耳に残るは君の歌声のAsinoのレビュー・感想・評価

耳に残るは君の歌声(2000年製作の映画)
3.7
初見でした。
ロシア、イギリス、パリ、そしてアメリカと、流浪することになる女性の半生。戦間期からパリ陥落直前までくらいの時代を描いているので、ロシアのユダヤ人であった主人公だけでなく、パリのイタリア人やロマの人々も翻弄される。

このころ(2000年)ってこういう戦時期の女性のドラマチックな半生記、みたいなのやたら流行ったよなぁ、と思い返したりもするのですが、そこはサリーポッター作品なので(?)、演出的にはすごいドラマチックにしてる訳じゃなく。すごく独特の雰囲気。

あらすじとしてはびっくりするくらい波瀾万丈なのだけど、主人公とその恋人の台詞はすごく少なくて(特にジョニデ)、一方で1930年代のパリの街を白馬が駆け抜ける!とか、オペラの場面(プラシド・ドミンゴがジョン・タトゥーロ演じるオペラ歌手の吹き替えしてる)とか、ちょっと不思議というか浮世離れした美しい場面も多く、イディッシュ語やルーマニア語なども含め多言語が入り乱れる雰囲気も嫌いじゃなかった。

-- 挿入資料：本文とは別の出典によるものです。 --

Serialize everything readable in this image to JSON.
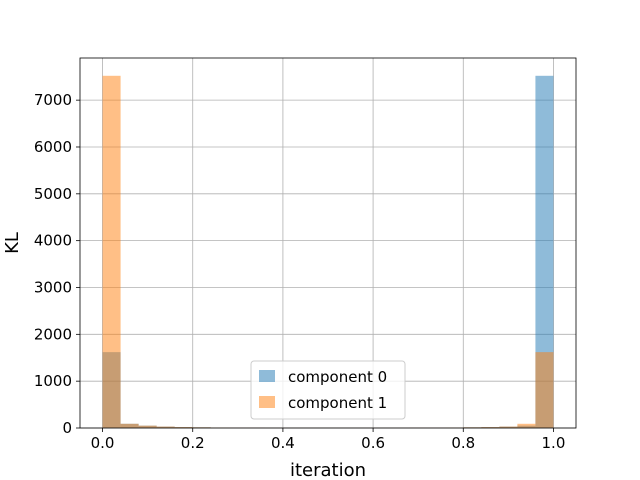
{
  "chart_data": {
    "type": "bar",
    "subtype": "histogram-overlay",
    "xlabel": "iteration",
    "ylabel": "KL",
    "xlim": [
      -0.05,
      1.05
    ],
    "ylim": [
      0,
      7900
    ],
    "x_ticks": [
      0.0,
      0.2,
      0.4,
      0.6,
      0.8,
      1.0
    ],
    "x_tick_labels": [
      "0.0",
      "0.2",
      "0.4",
      "0.6",
      "0.8",
      "1.0"
    ],
    "y_ticks": [
      0,
      1000,
      2000,
      3000,
      4000,
      5000,
      6000,
      7000
    ],
    "y_tick_labels": [
      "0",
      "1000",
      "2000",
      "3000",
      "4000",
      "5000",
      "6000",
      "7000"
    ],
    "grid": true,
    "legend_position": "lower center",
    "bin_edges": [
      0.0,
      0.04,
      0.08,
      0.12,
      0.16,
      0.2,
      0.24,
      0.28,
      0.32,
      0.36,
      0.4,
      0.44,
      0.48,
      0.52,
      0.56,
      0.6,
      0.64,
      0.68,
      0.72,
      0.76,
      0.8,
      0.84,
      0.88,
      0.92,
      0.96,
      1.0
    ],
    "series": [
      {
        "name": "component 0",
        "color": "#1f77b4",
        "alpha": 0.5,
        "values": [
          1620,
          90,
          50,
          30,
          20,
          15,
          10,
          8,
          8,
          6,
          6,
          6,
          6,
          6,
          6,
          6,
          6,
          8,
          8,
          10,
          15,
          20,
          30,
          50,
          7520
        ]
      },
      {
        "name": "component 1",
        "color": "#ff7f0e",
        "alpha": 0.5,
        "values": [
          7520,
          90,
          50,
          30,
          20,
          15,
          10,
          8,
          8,
          6,
          6,
          6,
          6,
          6,
          6,
          6,
          6,
          8,
          8,
          10,
          15,
          20,
          30,
          90,
          1620
        ]
      }
    ]
  }
}
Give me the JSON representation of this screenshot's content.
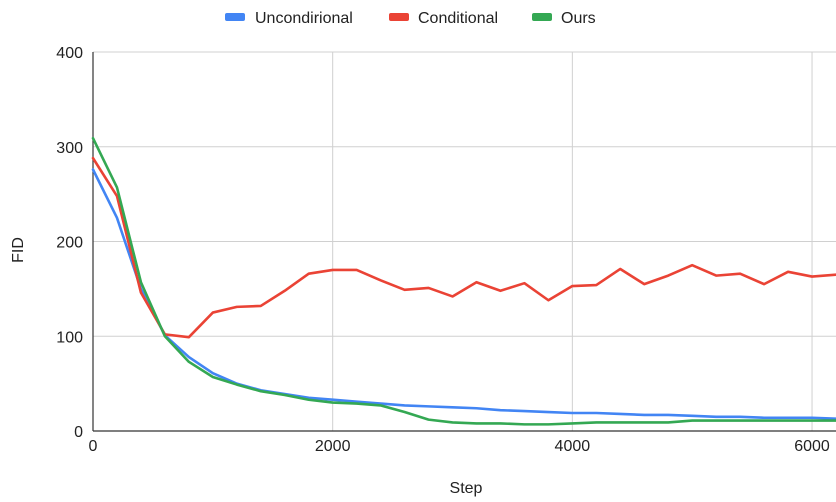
{
  "chart_data": {
    "type": "line",
    "title": "",
    "xlabel": "Step",
    "ylabel": "FID",
    "xlim": [
      0,
      6200
    ],
    "ylim": [
      0,
      400
    ],
    "x_ticks": [
      0,
      2000,
      4000,
      6000
    ],
    "y_ticks": [
      0,
      100,
      200,
      300,
      400
    ],
    "x_tick_labels": [
      "0",
      "2000",
      "4000",
      "6000"
    ],
    "y_tick_labels": [
      "0",
      "100",
      "200",
      "300",
      "400"
    ],
    "grid": true,
    "legend_position": "top",
    "x": [
      0,
      200,
      400,
      600,
      800,
      1000,
      1200,
      1400,
      1600,
      1800,
      2000,
      2200,
      2400,
      2600,
      2800,
      3000,
      3200,
      3400,
      3600,
      3800,
      4000,
      4200,
      4400,
      4600,
      4800,
      5000,
      5200,
      5400,
      5600,
      5800,
      6000,
      6200
    ],
    "series": [
      {
        "name": "Uncondirional",
        "color": "#4285f4",
        "values": [
          276,
          225,
          150,
          101,
          78,
          61,
          50,
          43,
          39,
          35,
          33,
          31,
          29,
          27,
          26,
          25,
          24,
          22,
          21,
          20,
          19,
          19,
          18,
          17,
          17,
          16,
          15,
          15,
          14,
          14,
          14,
          13
        ]
      },
      {
        "name": "Conditional",
        "color": "#ea4335",
        "values": [
          288,
          248,
          146,
          102,
          99,
          125,
          131,
          132,
          148,
          166,
          170,
          170,
          159,
          149,
          151,
          142,
          157,
          148,
          156,
          138,
          153,
          154,
          171,
          155,
          164,
          175,
          164,
          166,
          155,
          168,
          163,
          165
        ]
      },
      {
        "name": "Ours",
        "color": "#34a853",
        "values": [
          309,
          257,
          157,
          100,
          73,
          57,
          49,
          42,
          38,
          33,
          30,
          29,
          27,
          20,
          12,
          9,
          8,
          8,
          7,
          7,
          8,
          9,
          9,
          9,
          9,
          11,
          11,
          11,
          11,
          11,
          11,
          11
        ]
      }
    ]
  }
}
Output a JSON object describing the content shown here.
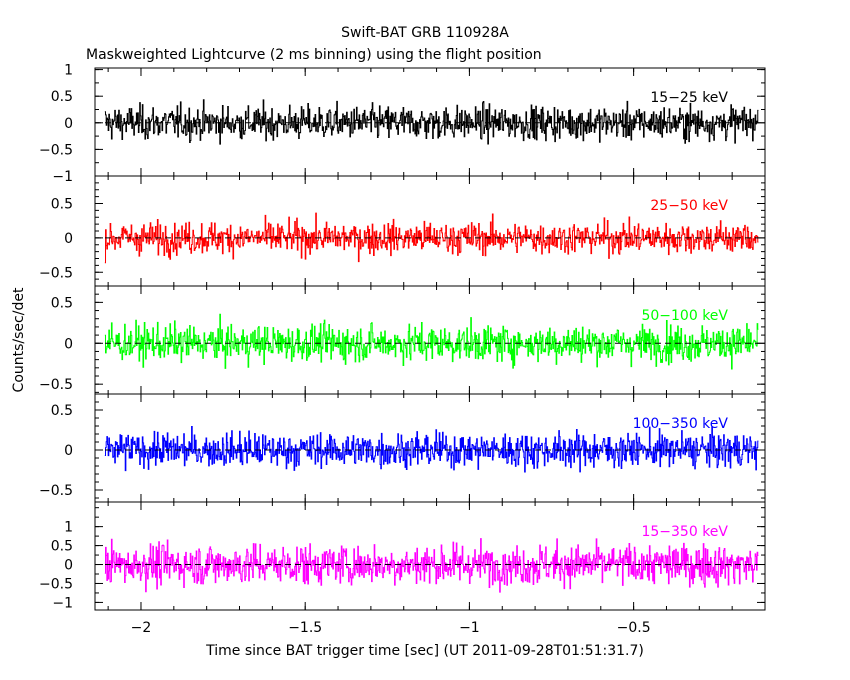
{
  "chart_data": {
    "type": "line",
    "title": "Swift-BAT GRB 110928A",
    "subtitle": "Maskweighted Lightcurve (2 ms binning) using the flight position",
    "xlabel": "Time since BAT trigger time [sec] (UT 2011-09-28T01:51:31.7)",
    "ylabel": "Counts/sec/det",
    "xlim": [
      -2.14,
      -0.1
    ],
    "x_ticks": [
      -2,
      -1.5,
      -1,
      -0.5
    ],
    "x_tick_labels": [
      "−2",
      "−1.5",
      "−1",
      "−0.5"
    ],
    "x_data_range": [
      -2.11,
      -0.12
    ],
    "grid": false,
    "panels": [
      {
        "name": "15-25 keV",
        "label": "15−25 keV",
        "color": "#000000",
        "ylim": [
          -1.0,
          1.03
        ],
        "yticks": [
          1,
          0.5,
          0,
          -0.5,
          -1
        ],
        "ytick_labels": [
          "1",
          "0.5",
          "0",
          "−0.5",
          "−1"
        ],
        "amplitude": 0.85
      },
      {
        "name": "25-50 keV",
        "label": "25−50 keV",
        "color": "#ff0000",
        "ylim": [
          -0.7,
          0.9
        ],
        "yticks": [
          0.5,
          0,
          -0.5
        ],
        "ytick_labels": [
          "0.5",
          "0",
          "−0.5"
        ],
        "amplitude": 0.62
      },
      {
        "name": "50-100 keV",
        "label": "50−100 keV",
        "color": "#00ff00",
        "ylim": [
          -0.62,
          0.7
        ],
        "yticks": [
          0.5,
          0,
          -0.5
        ],
        "ytick_labels": [
          "0.5",
          "0",
          "−0.5"
        ],
        "amplitude": 0.6
      },
      {
        "name": "100-350 keV",
        "label": "100−350 keV",
        "color": "#0000ff",
        "ylim": [
          -0.65,
          0.7
        ],
        "yticks": [
          0.5,
          0,
          -0.5
        ],
        "ytick_labels": [
          "0.5",
          "0",
          "−0.5"
        ],
        "amplitude": 0.58
      },
      {
        "name": "15-350 keV",
        "label": "15−350 keV",
        "color": "#ff00ff",
        "ylim": [
          -1.2,
          1.65
        ],
        "yticks": [
          1,
          0.5,
          0,
          -0.5,
          -1
        ],
        "ytick_labels": [
          "1",
          "0.5",
          "0",
          "−0.5",
          "−1"
        ],
        "amplitude": 1.45
      }
    ]
  }
}
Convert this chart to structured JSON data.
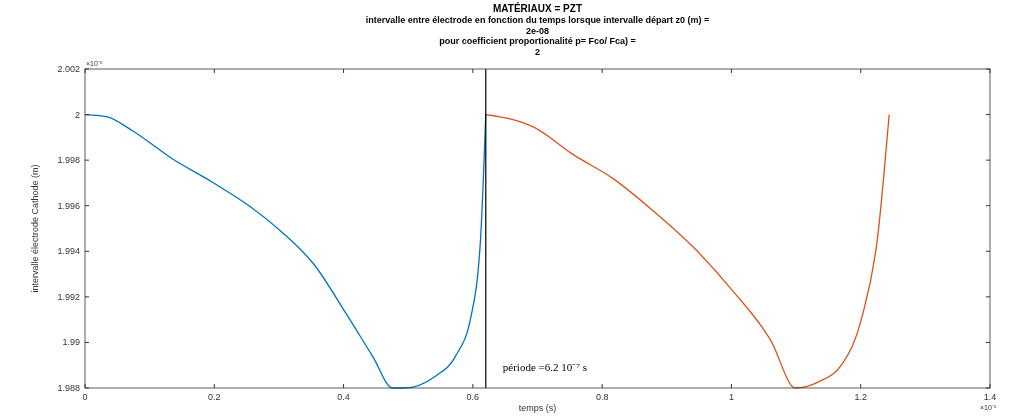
{
  "chart_data": {
    "type": "line",
    "title": "MATÉRIAUX = PZT",
    "subtitle": "intervalle entre électrode en fonction du temps lorsque intervalle départ z0 (m) =\n2e-08\npour coefficient proportionalité p= Fco/ Fca) =\n2",
    "xlabel": "temps (s)",
    "ylabel": "intervalle électrode Cathode (m)",
    "xlim": [
      0,
      1.4
    ],
    "xticks": [
      0,
      0.2,
      0.4,
      0.6,
      0.8,
      1,
      1.2,
      1.4
    ],
    "ylim": [
      1.988,
      2.002
    ],
    "yticks": [
      1.988,
      1.99,
      1.992,
      1.994,
      1.996,
      1.998,
      2,
      2.002
    ],
    "grid": false,
    "ref_lines": [
      {
        "axis": "x",
        "value": 0.62,
        "color": "#000000"
      }
    ],
    "annotations": [
      "période =6.2 10⁻⁷ s",
      "×10⁻⁸",
      "×10⁻⁶"
    ],
    "series": [
      {
        "color": "#0072bd",
        "x": [
          0,
          0.033,
          0.074,
          0.135,
          0.196,
          0.252,
          0.303,
          0.354,
          0.404,
          0.445,
          0.476,
          0.493,
          0.542,
          0.573,
          0.597,
          0.612,
          0.62
        ],
        "values": [
          2.0,
          1.99991,
          1.99928,
          1.99806,
          1.99705,
          1.99603,
          1.99488,
          1.99343,
          1.99126,
          1.98939,
          1.988,
          1.988,
          1.98852,
          1.98939,
          1.99112,
          1.99459,
          2.0
        ]
      },
      {
        "color": "#d95319",
        "x": [
          0.62,
          0.695,
          0.756,
          0.817,
          0.878,
          0.939,
          1.0,
          1.061,
          1.099,
          1.134,
          1.171,
          1.202,
          1.226,
          1.244
        ],
        "values": [
          2.0,
          1.99944,
          1.99823,
          1.99719,
          1.9958,
          1.99424,
          1.99233,
          1.99008,
          1.988,
          1.98826,
          1.98904,
          1.99112,
          1.99459,
          2.0
        ]
      }
    ]
  }
}
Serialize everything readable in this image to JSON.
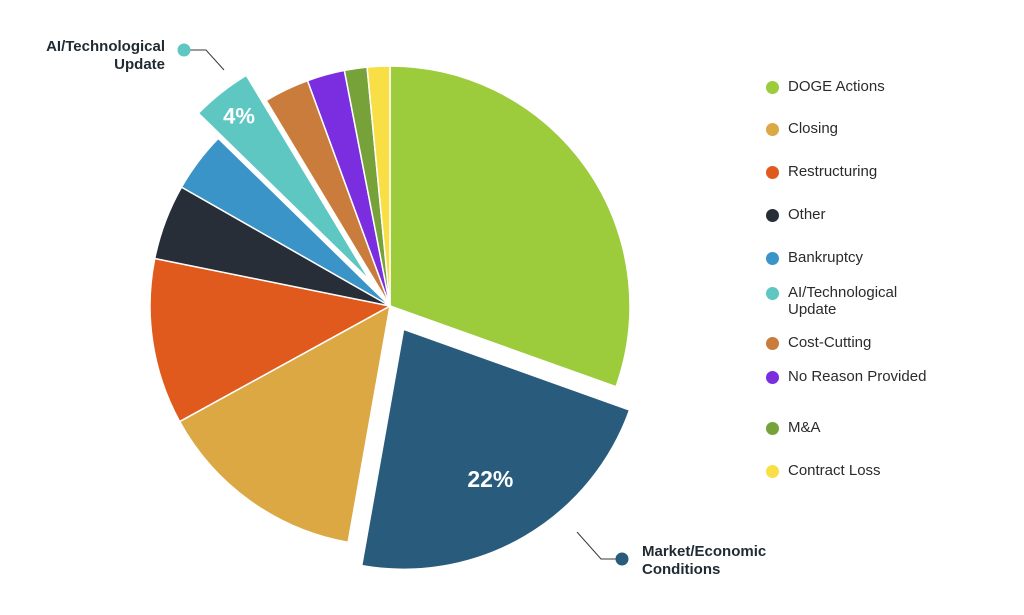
{
  "chart_data": {
    "type": "pie",
    "title": "",
    "legend_position": "right",
    "slices": [
      {
        "label": "DOGE Actions",
        "value": 30,
        "color": "#9ccb3c"
      },
      {
        "label": "Market/Economic Conditions",
        "value": 22,
        "color": "#295c7c",
        "exploded": true,
        "callout": "Market/Economic Conditions",
        "data_label": "22%"
      },
      {
        "label": "Closing",
        "value": 14,
        "color": "#dba843"
      },
      {
        "label": "Restructuring",
        "value": 11,
        "color": "#e05a1e"
      },
      {
        "label": "Other",
        "value": 5,
        "color": "#272e38"
      },
      {
        "label": "Bankruptcy",
        "value": 4,
        "color": "#3b94c7"
      },
      {
        "label": "AI/Technological Update",
        "value": 4,
        "color": "#5ec7c2",
        "exploded": true,
        "callout": "AI/Technological Update",
        "data_label": "4%"
      },
      {
        "label": "Cost-Cutting",
        "value": 3,
        "color": "#c97c3b"
      },
      {
        "label": "No Reason Provided",
        "value": 2.5,
        "color": "#7a2ee0"
      },
      {
        "label": "M&A",
        "value": 1.5,
        "color": "#77a23a"
      },
      {
        "label": "Contract Loss",
        "value": 1.5,
        "color": "#f7df45"
      }
    ],
    "legend": [
      {
        "label": "DOGE Actions",
        "color": "#9ccb3c"
      },
      {
        "label": "Closing",
        "color": "#dba843"
      },
      {
        "label": "Restructuring",
        "color": "#e05a1e"
      },
      {
        "label": "Other",
        "color": "#272e38"
      },
      {
        "label": "Bankruptcy",
        "color": "#3b94c7"
      },
      {
        "label": "AI/Technological Update",
        "color": "#5ec7c2"
      },
      {
        "label": "Cost-Cutting",
        "color": "#c97c3b"
      },
      {
        "label": "No Reason Provided",
        "color": "#7a2ee0"
      },
      {
        "label": "M&A",
        "color": "#77a23a"
      },
      {
        "label": "Contract Loss",
        "color": "#f7df45"
      }
    ]
  }
}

クリスティーナリッチの独特のルックスは戦火迫るヨーロッパの雰囲気にぴったりだったけど、ロシア語訛りの英語を話すケイト・ブランシェット様の、なんというか世俗的な生々しい美しさも今となってはむしろ珍しくて。
U-Nextのケイト・ブランシェット特集に引っ掛かっただけなんだけどそれはそれでよかったな。